Örneğin, Mind Network, FHE’yi PoS düğümlerinde kullanarak karşılıklı cehalet altında oylama doğrulaması gerçekleştirir. Böylece hem düğümlerin hile yapması önlenir hem de tüm sürecin gizliliği sağlanır.
MPC de federated learning (dağıtık öğrenme) için kullanılabilir. Farklı kuruluşlar, yerel verilerini paylaşmadan, yalnızca ara sonuçları değiş tokuş ederek modelleri birlikte eğitebilir. Ancak katılımcı sayısı arttıkça, iletişim maliyetleri ve senkronizasyon sorunları ön plana çıkar. Bu nedenle, çoğu proje hâlâ deneysel aşamadadır.
TEE ise modelleri doğrudan korumalı bir ortamda çalıştırabilir. Federated learning platformları, modelleri birleştirmek için TEE’yi kullanır. Ancak burada da sınırlamalar vardır. Bellek kısıtlamaları ve yan kanal saldırıları gibi riskler, kullanım alanını daraltır.
Sonuç olarak, yapay zekâya dayalı gizlilik senaryolarında:
Teknoloji | Model/Güvenlik | Performans/Maliyet | Dağıtım Koşulları | Geliştirme Zorluğu | Ölçeklenebilirlik |
---|---|---|---|---|---|
FHE | Kriptografi / Çok Yüksek | Çok Düşük / Çok Yüksek | Oyulmuş (özelleştirilmiş) | Çok Yüksek | Düşük |
TEE | Donanım / Orta | Yüksek / Orta | Donanım Platformu | Orta | Orta |
MPC | Eşik Modeli / Yüksek | Orta / Düşük | Çok Düğüm İletişimi | Yüksek | Orta |
ZKP | Kriptografik Varsayım / Yüksek | Düşük / Genellikle Kanıtlama Aşamasında Yoğunlaşır | Kriptografi ve Devre veya İlişki İfadesi | Yüksek | Orta |
Performans ve gecikme açısından bakıldığında, FHE (Zama ve Fhenix) sık Bootstrapping işlemleri nedeniyle daha yüksek gecikmeye sahiptir. Buna rağmen, verileri şifreli durumda tutarak en güçlü veri korumasını sağlar.

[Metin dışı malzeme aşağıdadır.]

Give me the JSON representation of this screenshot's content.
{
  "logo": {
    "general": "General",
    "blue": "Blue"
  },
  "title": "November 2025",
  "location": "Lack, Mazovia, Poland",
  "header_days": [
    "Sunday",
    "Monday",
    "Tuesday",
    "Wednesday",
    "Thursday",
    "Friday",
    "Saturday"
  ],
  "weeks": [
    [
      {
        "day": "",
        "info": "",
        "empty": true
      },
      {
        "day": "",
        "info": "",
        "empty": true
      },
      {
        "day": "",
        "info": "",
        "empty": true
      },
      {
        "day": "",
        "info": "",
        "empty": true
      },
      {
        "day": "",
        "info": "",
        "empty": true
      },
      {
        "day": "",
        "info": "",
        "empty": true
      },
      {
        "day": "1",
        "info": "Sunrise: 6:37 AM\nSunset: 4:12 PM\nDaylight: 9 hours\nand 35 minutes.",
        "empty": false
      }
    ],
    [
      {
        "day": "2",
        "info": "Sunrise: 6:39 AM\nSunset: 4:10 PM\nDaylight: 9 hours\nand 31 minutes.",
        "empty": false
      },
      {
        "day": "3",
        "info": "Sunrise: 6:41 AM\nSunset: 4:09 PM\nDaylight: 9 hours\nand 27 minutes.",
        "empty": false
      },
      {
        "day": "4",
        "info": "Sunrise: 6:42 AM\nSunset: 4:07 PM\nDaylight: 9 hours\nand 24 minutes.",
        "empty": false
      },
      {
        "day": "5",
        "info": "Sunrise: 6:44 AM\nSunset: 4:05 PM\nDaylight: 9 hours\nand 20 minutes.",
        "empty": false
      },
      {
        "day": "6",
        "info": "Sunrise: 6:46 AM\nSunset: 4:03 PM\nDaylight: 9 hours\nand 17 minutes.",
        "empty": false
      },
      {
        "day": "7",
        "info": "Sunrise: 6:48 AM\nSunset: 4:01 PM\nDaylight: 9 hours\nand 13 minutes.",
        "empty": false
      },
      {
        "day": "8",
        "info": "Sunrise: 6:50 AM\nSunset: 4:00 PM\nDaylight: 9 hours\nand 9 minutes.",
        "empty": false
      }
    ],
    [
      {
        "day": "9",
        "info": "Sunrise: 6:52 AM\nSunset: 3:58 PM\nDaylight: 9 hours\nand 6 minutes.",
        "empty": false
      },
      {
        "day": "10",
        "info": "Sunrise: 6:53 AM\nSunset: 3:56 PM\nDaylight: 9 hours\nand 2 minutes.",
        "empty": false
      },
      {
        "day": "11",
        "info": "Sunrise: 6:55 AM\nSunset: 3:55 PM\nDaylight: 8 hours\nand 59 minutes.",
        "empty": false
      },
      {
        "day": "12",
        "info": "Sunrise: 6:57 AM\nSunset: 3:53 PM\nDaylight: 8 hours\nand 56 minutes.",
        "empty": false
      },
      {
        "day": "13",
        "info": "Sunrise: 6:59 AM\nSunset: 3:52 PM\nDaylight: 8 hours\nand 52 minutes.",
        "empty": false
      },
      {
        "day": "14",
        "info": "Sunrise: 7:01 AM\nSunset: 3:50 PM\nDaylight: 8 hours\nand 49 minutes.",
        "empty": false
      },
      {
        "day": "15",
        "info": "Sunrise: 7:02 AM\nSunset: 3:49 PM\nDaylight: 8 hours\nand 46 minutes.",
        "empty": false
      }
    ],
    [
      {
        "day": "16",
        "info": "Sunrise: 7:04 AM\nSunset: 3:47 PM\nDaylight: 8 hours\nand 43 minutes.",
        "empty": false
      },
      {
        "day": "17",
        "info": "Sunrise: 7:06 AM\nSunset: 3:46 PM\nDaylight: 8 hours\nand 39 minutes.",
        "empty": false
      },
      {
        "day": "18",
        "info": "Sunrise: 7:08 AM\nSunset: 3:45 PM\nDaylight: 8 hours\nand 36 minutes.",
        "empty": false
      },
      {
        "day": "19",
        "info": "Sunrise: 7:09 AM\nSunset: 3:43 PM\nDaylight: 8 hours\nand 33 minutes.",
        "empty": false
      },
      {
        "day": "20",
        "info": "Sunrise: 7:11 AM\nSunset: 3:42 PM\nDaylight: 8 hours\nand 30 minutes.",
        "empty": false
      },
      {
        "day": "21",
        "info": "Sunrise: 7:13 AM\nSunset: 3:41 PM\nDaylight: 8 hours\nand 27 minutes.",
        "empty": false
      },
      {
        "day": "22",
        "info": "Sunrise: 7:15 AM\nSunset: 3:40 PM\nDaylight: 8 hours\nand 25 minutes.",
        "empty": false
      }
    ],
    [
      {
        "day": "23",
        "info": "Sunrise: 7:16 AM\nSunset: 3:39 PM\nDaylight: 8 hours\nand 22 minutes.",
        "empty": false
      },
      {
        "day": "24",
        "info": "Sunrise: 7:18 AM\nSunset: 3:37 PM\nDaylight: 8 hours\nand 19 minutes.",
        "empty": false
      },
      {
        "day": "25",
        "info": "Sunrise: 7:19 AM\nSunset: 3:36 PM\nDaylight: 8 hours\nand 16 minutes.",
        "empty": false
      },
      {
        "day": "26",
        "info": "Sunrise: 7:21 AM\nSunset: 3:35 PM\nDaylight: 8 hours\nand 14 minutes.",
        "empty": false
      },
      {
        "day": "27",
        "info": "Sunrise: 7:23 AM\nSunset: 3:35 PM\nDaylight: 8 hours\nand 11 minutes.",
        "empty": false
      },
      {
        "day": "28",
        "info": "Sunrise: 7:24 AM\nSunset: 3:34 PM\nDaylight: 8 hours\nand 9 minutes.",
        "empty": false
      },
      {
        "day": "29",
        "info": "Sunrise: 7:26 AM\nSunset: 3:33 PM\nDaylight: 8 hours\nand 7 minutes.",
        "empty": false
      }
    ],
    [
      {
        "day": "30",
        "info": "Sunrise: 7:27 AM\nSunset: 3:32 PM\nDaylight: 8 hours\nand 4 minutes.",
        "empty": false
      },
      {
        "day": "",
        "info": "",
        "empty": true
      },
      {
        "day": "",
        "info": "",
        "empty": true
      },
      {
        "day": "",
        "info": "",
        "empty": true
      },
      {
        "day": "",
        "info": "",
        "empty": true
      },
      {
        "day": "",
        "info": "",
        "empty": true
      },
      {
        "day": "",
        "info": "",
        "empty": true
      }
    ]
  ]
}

TEE (Oasis), en düşük gecikmeyi sunar ve performansı normal işlemeye oldukça yakındır, ancak bunun karşılığında donanım güvenine ihtiyaç duyar. ZKP (Aztec), toplu kanıt süreçlerinde kontrol edilebilir bir gecikme sunar ve tekil işlemlerdeki gecikme düzeyi FHE ile TEE arasında yer alır. MPC (Partisia) ise ağ iletişimine bağımlı olduğu için daha çok dış faktörlerden etkilenir ve bu da onu orta-düşük gecikmeye sahip bir çözüm haline getirir.
Güven varsayımları açısından FHE ve ZKP, üçüncü taraflara güven gerektirmeden yalnızca matematiksel zorluklara dayanır. TEE, donanım üreticilerine ve yazılım güncellemelerine bağlıdır, bu nedenle donanım yazılımı üzerinden ortaya çıkabilecek güvenlik açıklarına karşı hassastır. MPC, yarı dürüst ya da t sayıda anormal davranış gösteren katılımcıya dayanabilecek şekilde tasarlanmıştır. Ancak güven seviyesi, katılımcı sayısı ve varsayılan davranış modellerine karşı duyarlıdır.

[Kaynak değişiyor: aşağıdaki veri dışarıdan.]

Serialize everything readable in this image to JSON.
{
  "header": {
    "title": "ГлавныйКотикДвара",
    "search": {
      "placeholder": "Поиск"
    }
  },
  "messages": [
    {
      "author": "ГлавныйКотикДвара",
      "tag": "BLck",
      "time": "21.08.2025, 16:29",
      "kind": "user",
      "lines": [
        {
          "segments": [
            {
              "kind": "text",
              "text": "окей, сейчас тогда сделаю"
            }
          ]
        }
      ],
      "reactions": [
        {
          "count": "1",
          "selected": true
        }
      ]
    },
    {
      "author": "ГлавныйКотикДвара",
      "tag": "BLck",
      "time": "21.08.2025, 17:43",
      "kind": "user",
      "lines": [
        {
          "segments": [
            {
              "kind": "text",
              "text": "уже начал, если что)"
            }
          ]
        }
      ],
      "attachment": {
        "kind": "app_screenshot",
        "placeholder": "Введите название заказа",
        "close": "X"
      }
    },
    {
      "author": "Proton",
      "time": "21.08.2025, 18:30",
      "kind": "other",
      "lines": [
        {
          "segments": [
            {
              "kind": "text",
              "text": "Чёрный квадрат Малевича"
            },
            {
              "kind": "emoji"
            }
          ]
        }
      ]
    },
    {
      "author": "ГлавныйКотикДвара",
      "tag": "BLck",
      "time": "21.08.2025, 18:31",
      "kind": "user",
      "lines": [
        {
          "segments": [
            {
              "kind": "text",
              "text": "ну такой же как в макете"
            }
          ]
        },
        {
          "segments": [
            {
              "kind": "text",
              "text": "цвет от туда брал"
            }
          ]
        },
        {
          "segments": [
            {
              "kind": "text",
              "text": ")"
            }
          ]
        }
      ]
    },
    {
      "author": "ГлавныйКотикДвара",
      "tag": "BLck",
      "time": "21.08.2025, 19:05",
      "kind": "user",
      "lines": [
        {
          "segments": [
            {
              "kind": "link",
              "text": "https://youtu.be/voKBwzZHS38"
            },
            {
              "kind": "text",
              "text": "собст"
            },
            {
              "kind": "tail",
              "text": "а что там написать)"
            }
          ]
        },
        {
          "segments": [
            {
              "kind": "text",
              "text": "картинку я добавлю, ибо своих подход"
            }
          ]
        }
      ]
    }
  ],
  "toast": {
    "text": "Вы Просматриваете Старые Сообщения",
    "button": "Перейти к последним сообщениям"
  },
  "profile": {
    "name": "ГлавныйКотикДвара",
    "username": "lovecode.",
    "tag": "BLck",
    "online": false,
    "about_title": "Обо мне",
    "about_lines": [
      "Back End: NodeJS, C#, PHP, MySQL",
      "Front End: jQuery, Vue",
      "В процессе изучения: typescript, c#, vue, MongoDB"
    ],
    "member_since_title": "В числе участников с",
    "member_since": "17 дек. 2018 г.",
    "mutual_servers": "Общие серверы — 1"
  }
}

Ölçeklenebilirlik bakımından ZKP Rollup (Aztec) ve MPC Sharding (Partisia) doğal yatay ölçeklenebilirlik sunar. FHE ve TEE ise geniş ölçekli uygulamalarda donanım kaynakları ve işlemci düğüm arzı gibi faktörler dikkate alınmadan aynı esnekliği sunamaz.
Entegrasyon zorluğu açısından TEE projeleri, geliştirici için en düşük erişim eşiğini sunar ve mevcut programlama modellerinde en az değişikliği gerektirir. Buna karşılık ZKP ve FHE, özel devre tanımları ve özel derleme süreçleri gerektirir. MPC ise daha karmaşık bir yapı sunar; protokol yığını entegrasyonu ve düğümler arası iletişimin senkronize şekilde kurulması zorunludur.
FHE, TEE, ZKP veya MPC fark etmeksizin, bu dört yöntemin de pratik kullanım alanlarında çözmeye çalıştığı temel mesele, performans, maliyet ve güvenlik arasında kaçınılmaz bir ödünleşimle karşı karşıya kalmalarıdır. Her biri, bu “imkansız üçgen” içinde kendi dengesini kurmaya çalışır. FHE, teorik anlamda güçlü gizlilik koruması sunsa da, genel performans açısından TEE, MPC veya ZKP kadar rekabetçi değildir. Özellikle hesaplama hızı konusundaki zayıflığı, FHE’nin tanıtımını zorlaştırmakta ve uygulama alanlarını sınırlandırmaktadır. Gerçek zamanlılık ve maliyet hassasiyeti gerektiren senaryolarda, TEE, MPC veya ZKP genellikle daha uygun çözümler sunar.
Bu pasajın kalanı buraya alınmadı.